With the extended lockdown restrictions until August 10 in order to curb rising cases of Covid-19, import scrap trading in Bangladesh has remained muted. Nevertheless, this week some Bangladeshi traders have entered the market aiming to explore the current levels of offers from foreign suppliers. Despite scarce activity seen in Asia in general, import scrap offers in Bangladesh have remained at high. Specifically, the shortage of containers and the overall sky-high freight rates have continued to affect scrap prices.
On balance, import scrap offers to Bangladesh have remained almost unchanged compared to the levels seen before the lockdown declared a month ago. Accordingly, this week import offers for shredded in containers to Bangladesh have been heard at $540-550/mt CFR Chittagong, while for HMS I/II 80:20 scrap in containers the suppliers are aiming to get $535/mt CFR Chittagong. Meanwhile, PNS scrap and bushelling scrap is said to be available at $560/mt CFR Chittagong and $575 CFR Chittagong, respectively. “Today all activities are still stopped here, including steel operations, in particular.

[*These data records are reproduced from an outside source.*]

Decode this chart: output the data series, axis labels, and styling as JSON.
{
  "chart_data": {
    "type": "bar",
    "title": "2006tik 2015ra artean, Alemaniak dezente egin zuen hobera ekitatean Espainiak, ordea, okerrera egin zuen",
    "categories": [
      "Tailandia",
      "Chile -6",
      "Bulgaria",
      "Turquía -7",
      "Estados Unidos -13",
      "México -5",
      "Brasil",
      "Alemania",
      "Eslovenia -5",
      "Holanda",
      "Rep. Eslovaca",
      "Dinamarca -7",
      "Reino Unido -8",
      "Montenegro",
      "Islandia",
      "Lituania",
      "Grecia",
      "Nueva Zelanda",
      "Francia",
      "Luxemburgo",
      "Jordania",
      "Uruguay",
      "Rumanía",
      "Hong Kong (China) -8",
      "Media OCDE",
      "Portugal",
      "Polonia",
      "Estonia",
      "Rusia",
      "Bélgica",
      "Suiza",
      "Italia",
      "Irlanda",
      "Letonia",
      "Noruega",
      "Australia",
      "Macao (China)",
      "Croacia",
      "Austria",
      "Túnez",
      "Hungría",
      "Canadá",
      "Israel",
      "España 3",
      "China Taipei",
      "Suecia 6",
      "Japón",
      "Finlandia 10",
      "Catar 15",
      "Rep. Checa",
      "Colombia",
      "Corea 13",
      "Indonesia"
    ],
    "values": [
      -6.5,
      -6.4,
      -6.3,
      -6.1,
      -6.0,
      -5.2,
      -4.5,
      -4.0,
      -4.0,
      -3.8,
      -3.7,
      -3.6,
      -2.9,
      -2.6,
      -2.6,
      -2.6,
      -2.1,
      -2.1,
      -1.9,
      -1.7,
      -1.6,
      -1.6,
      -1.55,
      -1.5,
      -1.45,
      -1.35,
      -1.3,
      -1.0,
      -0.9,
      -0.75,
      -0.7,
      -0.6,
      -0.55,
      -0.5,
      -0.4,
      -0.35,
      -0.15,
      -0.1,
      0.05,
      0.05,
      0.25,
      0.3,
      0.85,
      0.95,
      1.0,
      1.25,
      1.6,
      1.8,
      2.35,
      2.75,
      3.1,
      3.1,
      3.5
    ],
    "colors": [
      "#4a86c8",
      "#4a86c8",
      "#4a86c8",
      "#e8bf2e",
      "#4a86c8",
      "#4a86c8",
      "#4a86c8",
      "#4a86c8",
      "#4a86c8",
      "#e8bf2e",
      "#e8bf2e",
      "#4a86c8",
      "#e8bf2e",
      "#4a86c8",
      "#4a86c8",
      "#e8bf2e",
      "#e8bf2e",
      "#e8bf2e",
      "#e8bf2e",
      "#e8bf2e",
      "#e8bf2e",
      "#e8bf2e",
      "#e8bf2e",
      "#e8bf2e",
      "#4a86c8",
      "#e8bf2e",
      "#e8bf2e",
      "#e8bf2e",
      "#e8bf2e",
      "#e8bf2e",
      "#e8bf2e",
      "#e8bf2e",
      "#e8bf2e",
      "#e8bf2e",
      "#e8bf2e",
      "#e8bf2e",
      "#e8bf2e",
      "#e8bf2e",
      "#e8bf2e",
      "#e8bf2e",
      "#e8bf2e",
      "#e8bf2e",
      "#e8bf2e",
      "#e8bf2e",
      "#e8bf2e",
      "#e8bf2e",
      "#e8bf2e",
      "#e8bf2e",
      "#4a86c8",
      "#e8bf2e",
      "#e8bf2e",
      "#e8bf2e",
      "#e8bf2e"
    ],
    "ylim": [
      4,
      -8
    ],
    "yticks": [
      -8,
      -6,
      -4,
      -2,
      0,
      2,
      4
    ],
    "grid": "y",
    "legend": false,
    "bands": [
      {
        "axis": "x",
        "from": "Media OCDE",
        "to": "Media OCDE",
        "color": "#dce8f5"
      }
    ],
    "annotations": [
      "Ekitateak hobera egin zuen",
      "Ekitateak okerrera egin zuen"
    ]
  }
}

However, mills will need material for next month’s production. Hence, sooner or later scrap purchases will recover. I have doubts that we will be able to get any chances of lower prices across the subcontinent, considering the shortage of containers and freight issues,” the main Bangladesh-based trader stated.
Other traders, on the contrary, expect import offers to soften in the coming days on the back of the recent weakening of fundamentals in the global market. Some of them have already started testing the market with bids for shredded scrap at $525/mt CFR Chittagong and lower.
Meanwhile, local rebar prices have remained unchanged within the past two weeks, at BDT 71,000-72,000/mt ($822-833/mt) ex-works.